Rep. George Lang, R-West Chester, said that he and Howse are working across the aisle on bipartisan criminal-justice reform. State Sen. Cecil Thomas, D-Cincinnati, a former police officer, also expressed his passion for reform, at one point falling to his knees to demonstrate the reaction of survivors when a loved one is killed because of senseless violence.

“When we focus on preventing crime and addressing its root cause, we can make Ohio communities safer,” Lang said. “We have an opportunity to fix policies that are not working and stop the cycle of crime.”

However, incarceration and increased prison expenditures are not the solution, said Lenore Anderson, co-founder of Crime Survivors for Safety and Justice.

“It’s wasteful spending. We are throwing money away. It’s harmful to communities. We’re throwing people away. And most important, it’s doing little to nothing to actually address cycles of trauma and harm that last for generations,” she said.

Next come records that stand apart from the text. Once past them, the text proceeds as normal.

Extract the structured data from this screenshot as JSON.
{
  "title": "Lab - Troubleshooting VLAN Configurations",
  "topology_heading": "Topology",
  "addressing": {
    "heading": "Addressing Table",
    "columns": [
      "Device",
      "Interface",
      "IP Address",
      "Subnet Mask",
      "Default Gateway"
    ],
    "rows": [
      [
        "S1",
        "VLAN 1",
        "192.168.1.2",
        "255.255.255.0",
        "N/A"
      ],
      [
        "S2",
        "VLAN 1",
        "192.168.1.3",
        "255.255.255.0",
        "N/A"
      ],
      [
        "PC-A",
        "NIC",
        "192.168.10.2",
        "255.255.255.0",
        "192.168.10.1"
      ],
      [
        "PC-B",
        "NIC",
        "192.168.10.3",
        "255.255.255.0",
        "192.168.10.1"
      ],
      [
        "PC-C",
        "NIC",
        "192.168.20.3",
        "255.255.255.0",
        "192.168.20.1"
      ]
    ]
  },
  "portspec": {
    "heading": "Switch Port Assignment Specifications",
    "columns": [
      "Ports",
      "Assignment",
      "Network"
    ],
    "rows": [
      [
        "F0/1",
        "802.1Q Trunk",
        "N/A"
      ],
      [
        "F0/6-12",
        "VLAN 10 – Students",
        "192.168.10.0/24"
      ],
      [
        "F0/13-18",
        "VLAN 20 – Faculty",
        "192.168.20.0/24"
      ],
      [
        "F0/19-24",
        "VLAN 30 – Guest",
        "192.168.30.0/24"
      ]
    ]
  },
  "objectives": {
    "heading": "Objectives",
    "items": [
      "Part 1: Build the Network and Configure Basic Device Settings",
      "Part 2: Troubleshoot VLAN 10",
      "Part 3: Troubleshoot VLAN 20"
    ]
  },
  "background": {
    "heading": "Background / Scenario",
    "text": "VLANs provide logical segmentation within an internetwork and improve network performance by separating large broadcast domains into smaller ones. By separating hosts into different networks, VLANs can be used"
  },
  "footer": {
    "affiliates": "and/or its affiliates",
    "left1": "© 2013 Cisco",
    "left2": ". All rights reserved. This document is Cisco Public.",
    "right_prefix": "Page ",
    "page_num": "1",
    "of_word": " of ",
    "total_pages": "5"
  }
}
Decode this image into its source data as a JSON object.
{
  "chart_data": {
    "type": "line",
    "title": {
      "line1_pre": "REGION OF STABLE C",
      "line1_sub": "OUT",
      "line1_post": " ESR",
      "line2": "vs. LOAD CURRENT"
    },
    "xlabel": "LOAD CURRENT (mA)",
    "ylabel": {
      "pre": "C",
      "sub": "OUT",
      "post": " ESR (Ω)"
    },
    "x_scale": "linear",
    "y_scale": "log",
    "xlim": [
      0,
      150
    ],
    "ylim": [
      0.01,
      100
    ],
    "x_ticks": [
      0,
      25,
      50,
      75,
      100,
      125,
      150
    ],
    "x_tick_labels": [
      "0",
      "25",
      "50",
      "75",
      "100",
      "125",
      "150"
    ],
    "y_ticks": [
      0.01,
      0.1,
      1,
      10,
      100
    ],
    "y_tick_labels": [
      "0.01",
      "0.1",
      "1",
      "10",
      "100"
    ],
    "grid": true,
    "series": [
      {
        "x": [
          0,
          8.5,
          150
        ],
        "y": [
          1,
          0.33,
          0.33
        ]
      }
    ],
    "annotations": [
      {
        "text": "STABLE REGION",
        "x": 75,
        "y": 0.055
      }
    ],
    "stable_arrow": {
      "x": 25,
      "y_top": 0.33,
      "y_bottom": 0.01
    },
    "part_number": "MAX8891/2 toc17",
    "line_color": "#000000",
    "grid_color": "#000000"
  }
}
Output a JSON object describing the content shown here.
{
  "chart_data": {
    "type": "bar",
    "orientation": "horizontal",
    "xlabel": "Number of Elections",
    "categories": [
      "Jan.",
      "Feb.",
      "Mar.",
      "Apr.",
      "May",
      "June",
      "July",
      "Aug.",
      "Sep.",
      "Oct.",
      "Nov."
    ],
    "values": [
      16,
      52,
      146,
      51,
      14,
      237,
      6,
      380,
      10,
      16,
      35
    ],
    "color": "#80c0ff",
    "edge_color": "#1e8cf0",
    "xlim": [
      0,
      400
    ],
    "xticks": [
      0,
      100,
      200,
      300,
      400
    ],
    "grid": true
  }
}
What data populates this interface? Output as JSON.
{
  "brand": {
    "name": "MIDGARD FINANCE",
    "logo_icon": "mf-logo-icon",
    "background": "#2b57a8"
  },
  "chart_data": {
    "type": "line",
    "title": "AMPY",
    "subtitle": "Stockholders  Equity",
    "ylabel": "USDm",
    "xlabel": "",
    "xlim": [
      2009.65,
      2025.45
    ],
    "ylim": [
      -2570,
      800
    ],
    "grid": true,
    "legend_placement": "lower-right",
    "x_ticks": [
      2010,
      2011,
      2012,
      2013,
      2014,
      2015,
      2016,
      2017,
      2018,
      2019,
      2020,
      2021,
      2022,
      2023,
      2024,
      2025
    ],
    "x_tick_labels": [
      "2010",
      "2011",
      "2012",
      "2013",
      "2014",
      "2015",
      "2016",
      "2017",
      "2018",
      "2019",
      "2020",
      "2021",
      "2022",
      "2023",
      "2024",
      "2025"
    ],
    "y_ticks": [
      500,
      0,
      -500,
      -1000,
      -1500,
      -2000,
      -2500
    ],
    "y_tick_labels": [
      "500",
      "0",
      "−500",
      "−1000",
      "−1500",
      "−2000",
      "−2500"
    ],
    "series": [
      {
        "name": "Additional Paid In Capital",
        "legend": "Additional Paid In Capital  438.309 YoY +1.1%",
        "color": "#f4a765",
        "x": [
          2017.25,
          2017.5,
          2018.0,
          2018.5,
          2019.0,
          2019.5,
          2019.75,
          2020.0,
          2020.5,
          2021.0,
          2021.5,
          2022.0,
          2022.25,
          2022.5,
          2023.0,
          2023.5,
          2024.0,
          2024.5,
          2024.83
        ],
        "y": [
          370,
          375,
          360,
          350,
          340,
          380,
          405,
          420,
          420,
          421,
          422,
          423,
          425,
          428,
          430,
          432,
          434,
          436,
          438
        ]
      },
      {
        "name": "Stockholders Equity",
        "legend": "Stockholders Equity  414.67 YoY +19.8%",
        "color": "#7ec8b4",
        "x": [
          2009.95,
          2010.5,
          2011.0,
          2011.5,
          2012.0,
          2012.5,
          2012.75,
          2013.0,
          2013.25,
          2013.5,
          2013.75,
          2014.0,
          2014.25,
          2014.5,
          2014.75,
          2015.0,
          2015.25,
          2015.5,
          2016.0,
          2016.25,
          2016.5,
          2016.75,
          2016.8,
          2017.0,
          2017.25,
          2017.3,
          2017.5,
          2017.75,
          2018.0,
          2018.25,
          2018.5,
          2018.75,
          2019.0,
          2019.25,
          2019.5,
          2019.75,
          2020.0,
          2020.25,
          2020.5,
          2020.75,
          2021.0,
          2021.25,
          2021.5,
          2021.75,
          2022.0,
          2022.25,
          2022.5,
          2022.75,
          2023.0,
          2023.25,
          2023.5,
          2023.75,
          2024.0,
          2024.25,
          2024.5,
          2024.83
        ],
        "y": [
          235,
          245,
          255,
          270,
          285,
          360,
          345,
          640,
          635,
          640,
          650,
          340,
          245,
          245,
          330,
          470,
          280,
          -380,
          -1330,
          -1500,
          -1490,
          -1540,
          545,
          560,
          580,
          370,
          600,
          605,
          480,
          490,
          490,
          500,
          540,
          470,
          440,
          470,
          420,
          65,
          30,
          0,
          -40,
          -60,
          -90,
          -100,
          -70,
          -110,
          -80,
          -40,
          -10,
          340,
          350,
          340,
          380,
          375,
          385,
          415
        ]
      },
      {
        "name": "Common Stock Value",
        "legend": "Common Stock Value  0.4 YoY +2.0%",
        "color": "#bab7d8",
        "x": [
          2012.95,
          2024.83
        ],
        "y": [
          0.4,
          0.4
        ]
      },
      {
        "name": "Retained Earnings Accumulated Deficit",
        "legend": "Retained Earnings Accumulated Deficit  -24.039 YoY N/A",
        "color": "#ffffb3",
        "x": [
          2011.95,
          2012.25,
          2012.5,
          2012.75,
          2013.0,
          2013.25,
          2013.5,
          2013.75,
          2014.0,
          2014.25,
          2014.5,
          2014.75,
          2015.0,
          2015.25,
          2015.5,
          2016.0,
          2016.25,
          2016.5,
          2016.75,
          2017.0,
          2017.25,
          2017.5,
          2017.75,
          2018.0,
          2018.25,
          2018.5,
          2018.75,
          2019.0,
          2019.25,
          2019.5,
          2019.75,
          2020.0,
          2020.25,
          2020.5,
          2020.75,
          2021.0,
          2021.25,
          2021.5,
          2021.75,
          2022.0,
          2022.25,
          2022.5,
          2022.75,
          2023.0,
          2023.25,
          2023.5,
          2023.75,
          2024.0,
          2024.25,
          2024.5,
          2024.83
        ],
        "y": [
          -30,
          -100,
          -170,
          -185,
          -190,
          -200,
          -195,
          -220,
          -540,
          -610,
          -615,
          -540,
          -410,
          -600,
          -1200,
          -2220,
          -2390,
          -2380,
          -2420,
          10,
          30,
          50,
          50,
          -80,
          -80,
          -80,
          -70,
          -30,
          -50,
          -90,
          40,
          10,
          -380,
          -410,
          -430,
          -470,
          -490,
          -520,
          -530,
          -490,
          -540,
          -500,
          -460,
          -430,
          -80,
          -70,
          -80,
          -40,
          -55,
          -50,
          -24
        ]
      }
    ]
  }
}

Survivors also pushed for funding for trauma-recovery centers that facilitate healing for survivors of violence or loss.

“The damage from a crime can last for years or decades. The trauma-recovery centers we fund help the survivors of crime heal and find a path back,” said Ohio Attorney General Dave Yost, whose office helps fund the centers. “We’re going to continue to support them.”

Ohio currently has eight centers, with two in Columbus.